Tragedi tersebut membuat etape kedelapan dihentikan dan kemudian dibatalkan. Tidak ada klasifikasi hasil maupun upacara podium sebagai bentuk penghormatan kepada Tarling.
Union Cycliste Internationale (UCI) menyampaikan belasungkawa mendalam kepada keluarga, sahabat, rekan setim, NSN Development Team, serta seluruh komunitas balap sepeda yang terdampak tragedi tersebut.
"UCI sangat berduka atas meninggalnya pembalap Inggris Finlay Tarling, yang meninggal setelah mengalami kecelakaan serius pada etape kedelapan Volta a Portugal hari ini," demikian pernyataan resmi UCI.
"UCI menyampaikan belasungkawa terdalam kepada keluarga, sahabat, rekan setim Finlay, dan seluruh keluarga besar NSN Development Team, serta komunitas balap sepeda dalam masa yang sangat sulit ini."
Presiden UCI, David Lappartient turut memberikan penghormatan kepada Finlay Tarling.

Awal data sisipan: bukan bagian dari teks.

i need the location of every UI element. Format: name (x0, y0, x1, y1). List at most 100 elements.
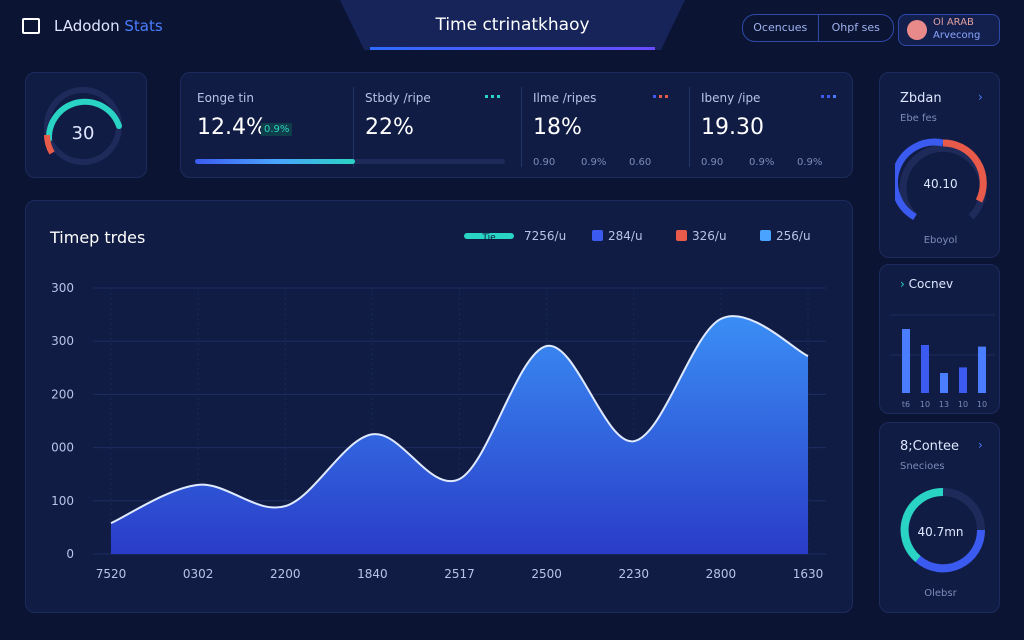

Selain pernyataan resmi UCI, Lappartient menyampaikan pesan pribadi mengenai kehilangan tersebut.
"Saya sangat berduka atas meninggalnya Finlay Tarling dalam Volta a Portugal hari ini," tulis Lappartient.
"Pada usia 19 tahun, Finlay adalah pembalap muda dengan seluruh masa depan masih terbentang di hadapannya. Kepergiannya merupakan tragedi besar bagi keluarga, rekan setim, dan seluruh komunitas balap sepeda."
Baca Juga: Finlay Tarling Meninggal dalam Kecelakaan di Volta a Portugal 2026
Baca Juga: Finlay Tarling Meninggal Dunia, Presiden Portugal Sampaikan Belasungkawa
British Cycling juga mengungkapkan kesedihan mendalam atas meninggalnya Tarling. Organisasi tersebut menyebut Tarling sebagai anggota berharga Great Britain Cycling Team dan sosok yang sangat dihormati dalam dunia balap sepeda Inggris.
"Finlay adalah pembalap yang berbakat dengan masa depan luar biasa di hadapannya, rekan setim yang setia, dan sosok anak muda yang luar biasa," kata Stephen Park, Performance Director Great Britain Cycling Team.
"Belasungkawa terdalam kami sampaikan kepada orang tua dan saudara laki-lakinya, Josh, dalam masa yang tragis ini," lanjut Park.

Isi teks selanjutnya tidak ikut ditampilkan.